As his supporters infiltrated the building, he encouraged the mob to “remain peaceful” on social media. About an hour later, he released a video encouraging his supporters to go home.

Meta indefinitely revoked Mr Trump’s access to his Facebook and Instagram accounts after removing two of his posts during the Capitol Hill violence, including a video in which he reiterated his false claim of widespread voter fraud during the 2020 presidential election.

Pictured are Donald Trump supporters at the Capitol on January 6

Supporters of Donald Trump stormed the Capitol on January 6, 2021. Photo: Getty

Why is Meta allowing Trump back online?

Meta’s independent oversight board ruled Mr Trump’s suspension was justified, but said its indeterminate nature was not.

The company said the suspension would be revisited two years after it was enforced.

Mr Clegg said in response to the oversight board, the company would assess the risk of public safety before deciding whether or not Mr Trump’s account should be reinstated.

Meta evaluated the current environment, according to its crisis policy protocol, to determine whether the “serious risk to public safety that existed in January 2021 has sufficiently receded”.

That included looking at the 2022 US midterm elections and expert assessments on the current security environment, Mr Clegg said.

“Our determination is that the risk has sufficiently receded, and that we should therefore adhere to the two-year timeline we set out,” he said.

“As such, we will be reinstating Mr Trump’s Facebook and Instagram accounts in the coming weeks. However, we are doing so with new guardrails in place to deter repeat offences.”

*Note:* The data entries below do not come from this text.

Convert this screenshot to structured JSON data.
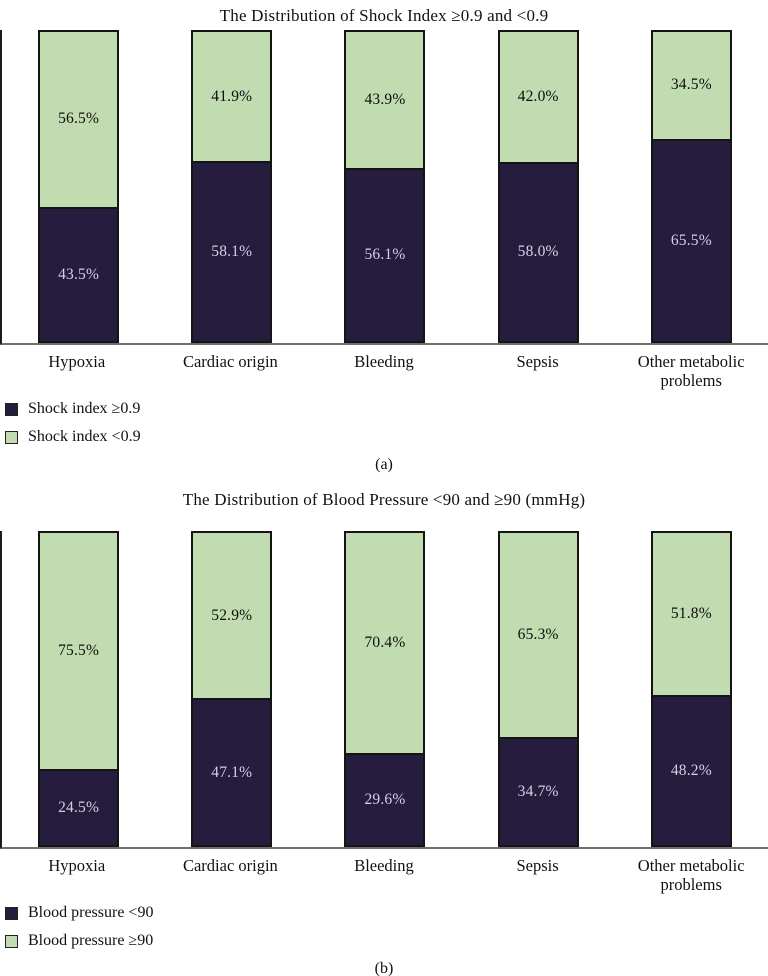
{
  "chart_data": [
    {
      "type": "bar",
      "stacked": true,
      "panel_label": "(a)",
      "title": "The Distribution of Shock Index ≥0.9 and <0.9",
      "categories": [
        "Hypoxia",
        "Cardiac origin",
        "Bleeding",
        "Sepsis",
        "Other metabolic problems"
      ],
      "series": [
        {
          "name": "Shock index ≥0.9",
          "color": "#251c3e",
          "label_color": "#d6d0e2",
          "values": [
            43.5,
            58.1,
            56.1,
            58.0,
            65.5
          ]
        },
        {
          "name": "Shock index <0.9",
          "color": "#c2dcb1",
          "label_color": "#0d0d0d",
          "values": [
            56.5,
            41.9,
            43.9,
            42.0,
            34.5
          ]
        }
      ],
      "value_suffix": "%",
      "ylim": [
        0,
        100
      ],
      "grid": false,
      "legend_position": "bottom-left"
    },
    {
      "type": "bar",
      "stacked": true,
      "panel_label": "(b)",
      "title": "The Distribution of Blood Pressure <90 and ≥90 (mmHg)",
      "categories": [
        "Hypoxia",
        "Cardiac origin",
        "Bleeding",
        "Sepsis",
        "Other metabolic problems"
      ],
      "series": [
        {
          "name": "Blood pressure <90",
          "color": "#251c3e",
          "label_color": "#d6d0e2",
          "values": [
            24.5,
            47.1,
            29.6,
            34.7,
            48.2
          ]
        },
        {
          "name": "Blood pressure ≥90",
          "color": "#c2dcb1",
          "label_color": "#0d0d0d",
          "values": [
            75.5,
            52.9,
            70.4,
            65.3,
            51.8
          ]
        }
      ],
      "value_suffix": "%",
      "ylim": [
        0,
        100
      ],
      "grid": false,
      "legend_position": "bottom-left"
    }
  ]
}
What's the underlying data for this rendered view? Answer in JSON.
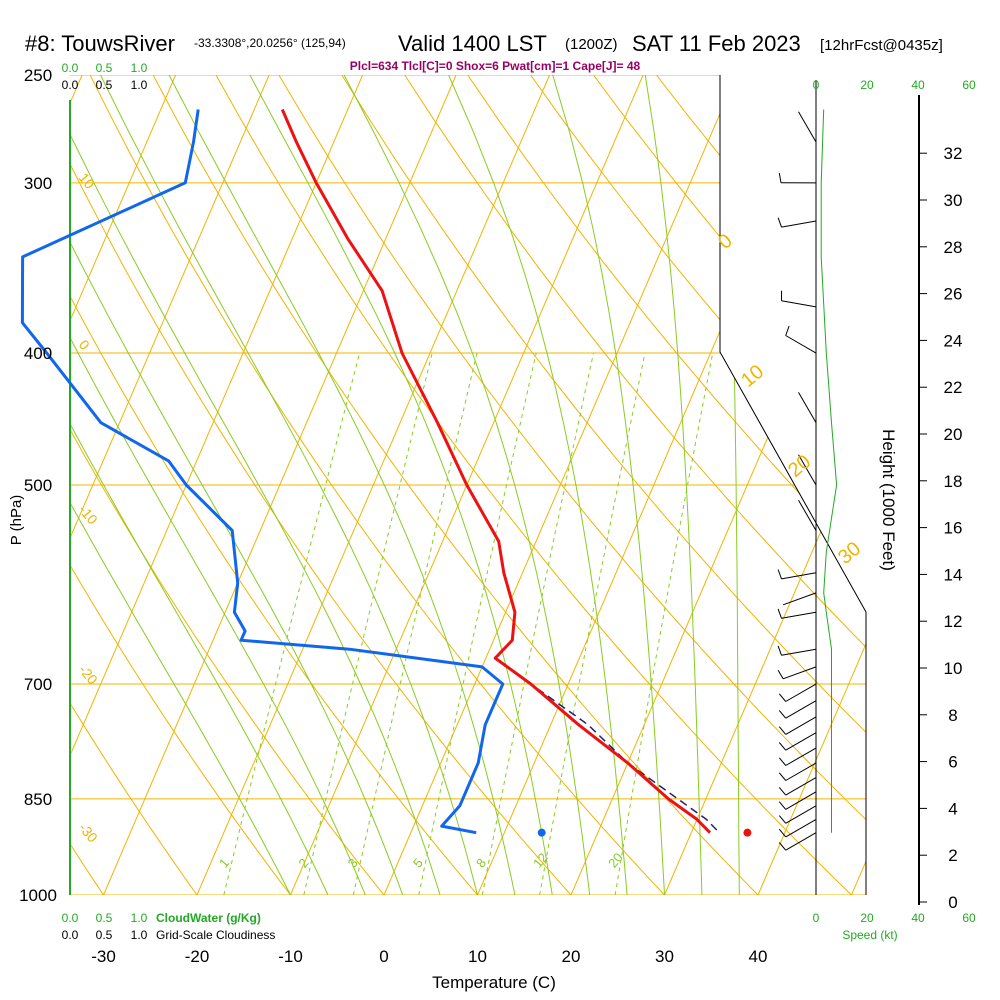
{
  "header": {
    "title": "#8: TouwsRiver",
    "coords": "-33.3308°,20.0256° (125,94)",
    "valid": "Valid 1400 LST",
    "zulu": "(1200Z)",
    "date": "SAT 11 Feb 2023",
    "fcst": "[12hrFcst@0435z]",
    "params": "Plcl=634 Tlcl[C]=0 Shox=6 Pwat[cm]=1 Cape[J]= 48"
  },
  "colors": {
    "temperature": "#ee1111",
    "dewpoint": "#1166ee",
    "parcel": "#222266",
    "isobar": "#f0b400",
    "dry_adiabat": "#f0b400",
    "moist_adiabat": "#88cc22",
    "mixing_ratio": "#88cc22",
    "cloud": "#22aa22",
    "wind_profile": "#22aa22",
    "params": "#990066"
  },
  "chart_data": {
    "type": "skew-t",
    "xlabel": "Temperature (C)",
    "ylabel": "P (hPa)",
    "ylabel_right": "Height (1000 Feet)",
    "x_ticks": [
      -30,
      -20,
      -10,
      0,
      10,
      20,
      30,
      40
    ],
    "p_ticks": [
      250,
      300,
      400,
      500,
      700,
      850,
      1000
    ],
    "height_ticks_kft": [
      0,
      2,
      4,
      6,
      8,
      10,
      12,
      14,
      16,
      18,
      20,
      22,
      24,
      26,
      28,
      30,
      32
    ],
    "xlim": [
      -35,
      52
    ],
    "plim": [
      250,
      1000
    ],
    "isotherm_labels": [
      "10",
      "0",
      "-10",
      "-20",
      "-30"
    ],
    "theta_labels": [
      "0",
      "10",
      "20",
      "30"
    ],
    "mixing_ratio_labels": [
      "1",
      "2",
      "3",
      "5",
      "8",
      "12",
      "20"
    ],
    "mixing_ratio_values": [
      1,
      2,
      3,
      5,
      8,
      12,
      20
    ],
    "cloud_scale_labels": [
      "0.0",
      "0.5",
      "1.0"
    ],
    "cloud_water_label": "CloudWater (g/Kg)",
    "cloudiness_label": "Grid-Scale Cloudiness",
    "wind_speed_ticks": [
      "0",
      "20",
      "40",
      "60"
    ],
    "wind_speed_label": "Speed (kt)",
    "temperature": {
      "name": "Temperature",
      "p": [
        265,
        280,
        300,
        330,
        360,
        400,
        450,
        500,
        550,
        580,
        620,
        650,
        670,
        700,
        750,
        800,
        850,
        880,
        900
      ],
      "t": [
        -47,
        -44,
        -40,
        -34,
        -28,
        -23,
        -16,
        -10,
        -4,
        -2,
        1,
        2,
        1,
        6,
        13,
        20,
        26,
        30,
        32
      ]
    },
    "dewpoint": {
      "name": "Dewpoint",
      "p": [
        265,
        280,
        300,
        340,
        380,
        400,
        450,
        480,
        500,
        540,
        590,
        620,
        640,
        650,
        660,
        680,
        700,
        750,
        800,
        860,
        890,
        900
      ],
      "td": [
        -56,
        -55,
        -54,
        -68,
        -65,
        -61,
        -52,
        -43,
        -40,
        -33,
        -30,
        -29,
        -27,
        -27,
        -15,
        0,
        3,
        3,
        4,
        4,
        3,
        7
      ]
    },
    "parcel": {
      "name": "Parcel",
      "p": [
        670,
        700,
        750,
        800,
        850,
        880,
        900
      ],
      "t": [
        1,
        6,
        14,
        20,
        27,
        31,
        33
      ]
    },
    "surface_temperature": 36,
    "surface_dewpoint": 14,
    "surface_pressure": 900,
    "wind_speed_profile": {
      "p": [
        265,
        300,
        340,
        400,
        450,
        500,
        560,
        600,
        620,
        660,
        700,
        800,
        900
      ],
      "kt": [
        3,
        2,
        2,
        4,
        6,
        8,
        4,
        3,
        4,
        6,
        6,
        6,
        6
      ]
    },
    "wind_barbs": {
      "p": [
        280,
        300,
        320,
        370,
        400,
        450,
        500,
        540,
        580,
        600,
        620,
        660,
        680,
        700,
        720,
        740,
        760,
        780,
        800,
        820,
        840,
        860,
        880,
        900
      ],
      "speed_kt": [
        5,
        10,
        10,
        10,
        10,
        5,
        5,
        5,
        10,
        5,
        10,
        10,
        10,
        10,
        10,
        10,
        10,
        10,
        10,
        10,
        10,
        10,
        10,
        10
      ],
      "dir_deg": [
        330,
        270,
        260,
        280,
        300,
        330,
        330,
        330,
        260,
        250,
        260,
        260,
        250,
        240,
        240,
        240,
        240,
        240,
        240,
        240,
        240,
        240,
        240,
        240
      ]
    }
  }
}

Trump facing ‘heightened penalties’

The former president is subject to Meta’s community standards, just like every other Facebook and Instagram user. However, Mr Clegg said that given his past offences, he will face “heightened penalties for repeat offences”.

Such penalties will also apply to other public figures who have suspensions related to civil unrest overturned under Meta’s updated protocol.

“In the event that Mr Trump posts further violating content, the content will be removed and he will be suspended for between one month and two years, depending on the severity of the violation,” Mr Clegg said.

pictured is donald trump

Donald Trump will face “heightened penalties” for repeat offences. Photo: Getty

Content on Meta that delegitimises an upcoming election or is related to QAnon may result in the company limiting the distribution. The advertising tools may be temporarily restricted for repeat offences.

Mr Clegg said this means such content would remain visible on Mr Trump’s account, but won’t be distributed on his follower’s feeds and Meta may remove the reshare button on posts and prevent them being run as ads.

If Mr Trump violates the community standards but falls under Meta’s newsworthy content policy, the company will assess if there is a public interest in knowing his statements that outweigh any potential harm.

Will Trump return to Meta platforms?

Since all the bans, Mr Trump has favoured his own social media platform, Truth Social.

Last year, Pew Research conducted a survey that found only 27 per cent of adults had heard of the platform and there have been reports there are only a few million users on it.

Mr Trump has acknowledged Meta’s decision on Truth Social, saying Meta had lost “billions” since banning him.

Pictured is Donald Trump's post about the Meta decision on Truth Social

Donald Trump responded to Meta’s decision on Truth Social.